The credit agreement that outlines the terms of the Credit Facility contains customary affirmative and negative covenants, including the requirement to maintain compliance with a consolidated leverage ratio of less than 3.25 and a consolidated fixed charge coverage ratio of more than 1.25. Per the Credit Agreement, the maximum consolidated leverage ratio decreased to 3.25 on January 1, 2017, and is set to decrease again to 3.00 on October 1, 2017. The consolidated leverage ratio will then remain at 3.00 until the end of the term of the Credit Agreement. The Credit Agreement also includes customary events of default and the occurrence of an event of default could result in an increased interest rate equal to 2.0% above the applicable interest rate for loans, the acceleration of the Company’s obligations pursuant to the Credit Agreement and an obligation of the subsidiary guarantors to repay the full amount of the Company’s borrowings pursuant to the Credit Agreement.

As of March 31, 2017 and December 31, 2016, the Company was in compliance with all related financial and other restrictive covenants under the Credit Agreement.

Foreign Debt

A subsidiary of the Company located in the Netherlands has a Euro denominated facilities agreement with ING Bank N.V. (“Aarding Facility”) with a total borrowing capacity of $13.9 million. As of March 31, 2017 and December 31, 2016, the borrowers were in compliance with all related financial and other restrictive covenants. As of March 31, 2017, $4.4 million of the bank guarantee and none of the overdraft facility are being used by the borrowers. As of December 31, 2016, $5.3 million of the bank guarantee and none of the overdraft facility was being used by the borrowers. There is no stated expiration date on the Aarding Facility.

A subsidiary of the Company located in China has a Chinese Yuan Renminbi denominated short-term loan with Bank of America (“China Facility”) with an amount outstanding of $1.3 million as of March 31, 2017 and December 31, 2016.  The China Facility has a stated interest rate of 4.79% and matures in May 2017.

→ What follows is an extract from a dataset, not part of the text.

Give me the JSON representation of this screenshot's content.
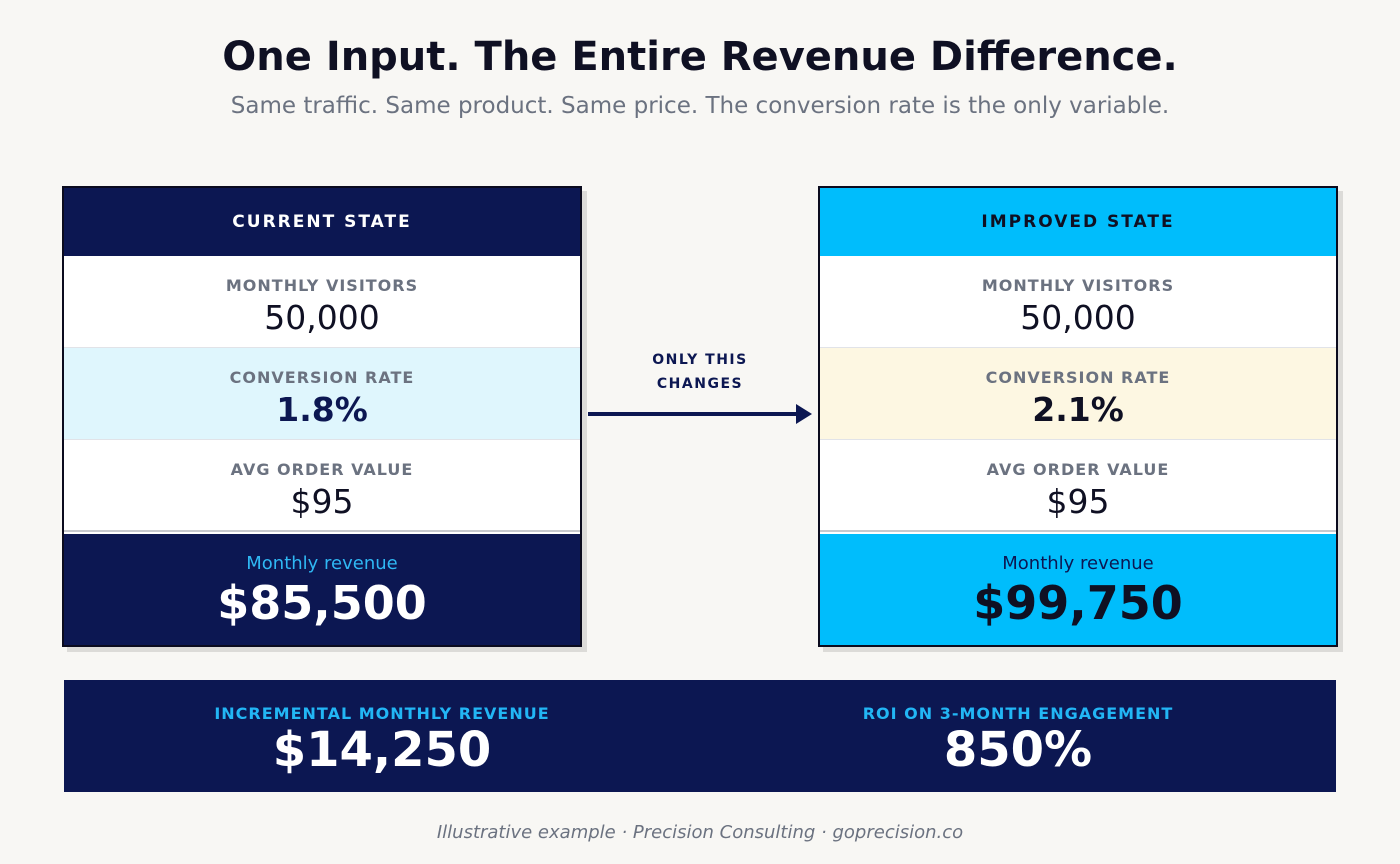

As a result of the PMFG acquisition, the Company acquired a 60% equity investment in Peerless Propulsys that entitled the Company to 80% of Peerless Propulsys’s earnings.  In prior periods, the noncontrolling interest of Peerless Propulsys was reported as a separate component on the Consolidated Balance Sheets.  During July of 2016, the Company entered into an agreement with the noncontrolling owner of Peerless Propulsys and issued a promissory note in the amount of $5.3 million due on July 11, 2019 in exchange for the remaining interest in Peerless Propulysys, which increased the Company’s ownership to 100% in the equity and earnings of Peerless Propulsys.  The interest rate on the note payable is 1.50%, which approximates the market rate given the short term duration of the note payable.  All of the Company’s assets are guaranteed to secure this agreement.  As of December 31, 2016 and March 31, 2017, $5.3 million of the note payable was outstanding.  The note is payable at the earlier of July 11, 2019 or thirty days subsequent to the sale of building and land that the Company owns in China.   As the Company intends to sell this building and land within one year of March 31, 2017, this note payable is currently classified as a current liability in the Consolidated Balance Sheets as of December 31, 2017.